Configure

Follow the steps on this page to configure SSO for your organization or company.

Step one: Add and verify your domain

  1. Sign in to Docker Hub, navigate to the Organizations page and select your organization or company.
  2. Select Settings. If you are setting up SSO for an organization you then need to select Security.

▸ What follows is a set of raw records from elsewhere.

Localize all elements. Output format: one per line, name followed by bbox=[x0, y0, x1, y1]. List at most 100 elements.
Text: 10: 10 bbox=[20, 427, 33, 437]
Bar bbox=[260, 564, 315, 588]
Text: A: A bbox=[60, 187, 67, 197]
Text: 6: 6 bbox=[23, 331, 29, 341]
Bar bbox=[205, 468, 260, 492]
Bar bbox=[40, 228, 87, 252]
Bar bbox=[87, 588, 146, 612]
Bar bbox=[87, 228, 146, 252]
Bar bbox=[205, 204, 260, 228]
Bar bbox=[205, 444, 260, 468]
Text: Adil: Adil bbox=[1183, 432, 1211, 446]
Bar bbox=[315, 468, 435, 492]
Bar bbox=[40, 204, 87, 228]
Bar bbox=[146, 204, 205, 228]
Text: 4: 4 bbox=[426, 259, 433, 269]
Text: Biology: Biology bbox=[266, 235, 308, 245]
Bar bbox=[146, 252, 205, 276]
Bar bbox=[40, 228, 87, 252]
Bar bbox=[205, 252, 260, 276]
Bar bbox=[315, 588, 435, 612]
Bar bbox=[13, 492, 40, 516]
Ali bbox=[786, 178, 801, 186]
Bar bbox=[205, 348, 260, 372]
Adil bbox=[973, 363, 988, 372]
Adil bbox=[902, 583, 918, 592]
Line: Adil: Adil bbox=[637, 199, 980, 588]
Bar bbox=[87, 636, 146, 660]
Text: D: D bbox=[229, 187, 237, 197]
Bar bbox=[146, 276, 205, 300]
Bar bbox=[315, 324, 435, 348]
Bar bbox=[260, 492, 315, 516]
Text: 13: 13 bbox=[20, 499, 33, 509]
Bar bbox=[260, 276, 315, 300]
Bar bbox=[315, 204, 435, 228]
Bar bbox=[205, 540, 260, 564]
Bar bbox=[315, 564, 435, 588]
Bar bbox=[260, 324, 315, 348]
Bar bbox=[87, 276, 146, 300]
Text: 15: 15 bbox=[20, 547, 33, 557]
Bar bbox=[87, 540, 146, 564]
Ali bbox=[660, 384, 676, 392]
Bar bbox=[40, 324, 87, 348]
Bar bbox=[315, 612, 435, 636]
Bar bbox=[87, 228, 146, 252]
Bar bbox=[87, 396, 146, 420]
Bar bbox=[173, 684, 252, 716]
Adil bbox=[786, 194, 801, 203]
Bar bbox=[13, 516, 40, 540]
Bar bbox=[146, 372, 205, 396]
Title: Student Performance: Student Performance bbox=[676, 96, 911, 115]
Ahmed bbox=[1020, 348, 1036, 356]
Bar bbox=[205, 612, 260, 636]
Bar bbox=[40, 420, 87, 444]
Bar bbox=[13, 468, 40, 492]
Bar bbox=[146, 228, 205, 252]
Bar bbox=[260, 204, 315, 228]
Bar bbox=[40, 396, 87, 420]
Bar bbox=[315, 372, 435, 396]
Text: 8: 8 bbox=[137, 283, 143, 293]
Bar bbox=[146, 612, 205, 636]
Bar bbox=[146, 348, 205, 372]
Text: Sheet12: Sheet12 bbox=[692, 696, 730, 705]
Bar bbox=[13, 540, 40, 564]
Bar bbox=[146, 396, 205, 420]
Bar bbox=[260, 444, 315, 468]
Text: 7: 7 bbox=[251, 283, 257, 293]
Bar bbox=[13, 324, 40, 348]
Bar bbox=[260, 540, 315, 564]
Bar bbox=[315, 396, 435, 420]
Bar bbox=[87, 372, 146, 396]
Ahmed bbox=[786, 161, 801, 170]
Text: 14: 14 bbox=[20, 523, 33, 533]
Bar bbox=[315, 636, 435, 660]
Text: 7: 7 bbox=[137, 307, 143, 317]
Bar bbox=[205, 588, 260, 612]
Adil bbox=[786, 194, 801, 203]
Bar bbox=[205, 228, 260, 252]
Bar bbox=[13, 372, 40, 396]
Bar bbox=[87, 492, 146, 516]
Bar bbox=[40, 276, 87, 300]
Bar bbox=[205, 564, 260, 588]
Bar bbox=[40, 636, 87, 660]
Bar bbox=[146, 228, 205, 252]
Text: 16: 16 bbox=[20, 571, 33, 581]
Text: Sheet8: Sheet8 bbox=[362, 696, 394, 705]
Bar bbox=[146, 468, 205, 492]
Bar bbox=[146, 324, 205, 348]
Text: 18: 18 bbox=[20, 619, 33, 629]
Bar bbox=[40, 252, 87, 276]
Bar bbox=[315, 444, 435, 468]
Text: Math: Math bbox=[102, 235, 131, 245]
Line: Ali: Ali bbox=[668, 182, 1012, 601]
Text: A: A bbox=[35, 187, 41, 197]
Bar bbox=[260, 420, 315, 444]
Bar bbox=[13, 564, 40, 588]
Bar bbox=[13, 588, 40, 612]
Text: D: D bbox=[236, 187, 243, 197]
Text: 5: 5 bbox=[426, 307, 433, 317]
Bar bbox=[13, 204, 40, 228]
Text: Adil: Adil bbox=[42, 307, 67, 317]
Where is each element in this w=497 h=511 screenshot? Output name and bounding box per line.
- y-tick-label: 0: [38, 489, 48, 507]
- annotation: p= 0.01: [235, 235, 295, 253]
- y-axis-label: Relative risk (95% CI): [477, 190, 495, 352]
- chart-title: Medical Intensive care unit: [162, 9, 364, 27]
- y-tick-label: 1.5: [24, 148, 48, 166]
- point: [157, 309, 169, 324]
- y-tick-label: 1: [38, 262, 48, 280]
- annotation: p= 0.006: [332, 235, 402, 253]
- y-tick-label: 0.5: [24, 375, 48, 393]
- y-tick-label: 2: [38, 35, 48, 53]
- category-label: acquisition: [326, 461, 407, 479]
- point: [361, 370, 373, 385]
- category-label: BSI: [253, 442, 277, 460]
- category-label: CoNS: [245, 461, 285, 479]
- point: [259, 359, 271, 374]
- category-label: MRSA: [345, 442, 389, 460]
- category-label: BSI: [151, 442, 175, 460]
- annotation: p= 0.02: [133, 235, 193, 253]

  3. Select Add Domain and continue with the on-screen instructions to add the TXT Record Value to your domain name system (DNS).

    Note

    Format your domains without protocol or www information, for example, yourcompany.com. This should include all email domains and subdomains users will use to access Docker. Public domains such as gmail.com, outlook.com, etc. aren’t permitted. Also, the email domain should be set as the primary email.

  4. Once you have waited 72 hours for the TXT Record verification, you can then select Verify next to the domain you’ve added, and follow the on-screen instructions.

verify-domain

Step two: Create an SSO connection

Important

If your IdP setup requires an Entity ID and the ACS URL, you must select the SAML tab in the Authentication Method section. For example, if your Azure AD Open ID Connect (OIDC) setup uses SAML configuration within Azure AD, you must select SAML. If you are configuring Open ID Connect with Azure AD select Azure AD as the authentication method. Also, IdP initiated connections aren’t supported at this time.

  1. Once your domain is verified, in the Single Sign-on Connection table select Create Connections, and create a name for the connection.

    Note

    You have to verify at least one domain before creating the connections.

  2. Select an authentication method, SAML or Azure AD (OIDC).

  3. Copy the following fields and add them to your IdP:

    • SAML: Entity ID, ACS URL
    • Azure AD (OIDC): Redirect URL

  4. From your IdP, copy and paste the following values into the Docker Settings fields:

    • SAML: SAML Sign-on URL, x509 Certificate
    • Azure AD (OIDC): Client ID, Client Secret, Azure AD Domain

  5. Select the verified domains you want to apply the connection to.

  6. To provision your users, select the organization(s) and/or team(s).

    Note

    If you are a company owner and have more than one organization, you need to select a default organization.

  7. Review your summary and select Create Connection.

The SSO connection is now created. You can continue to set up SSO Group Mapping and SCIM without enforcing SSO log-in.

Optional step three: Test your SSO configuration

After you’ve completed the SSO configuration process in Docker Hub, you can test the configuration when you sign in to Docker Hub using an incognito browser. Log in to Docker Hub using your domain email address. You are then redirected to your IdP’s login page to authenticate.

  1. Authenticate through email instead of using your Docker ID, and test the login process.
  2. To authenticate through CLI, your users must have a PAT before you enforce SSO for CLI users.

Optional step four: Enforce SSO log-in in Docker Hub

  1. In the Single Sign-On Connections table, select the Action icon and then Enforce Single Sign-on. When SSO is enforced, your users are unable to modify their email address and password, convert a user account to an organization, or set up 2FA through Docker Hub. You must enable 2FA through your IdP.
  2. Continue with the on-screen instructions and verify that you’ve completed the tasks.
  3. Select Turn on enforcement to complete.

To enforce SSO log-in for Docker Desktop, see Enforce sign-in.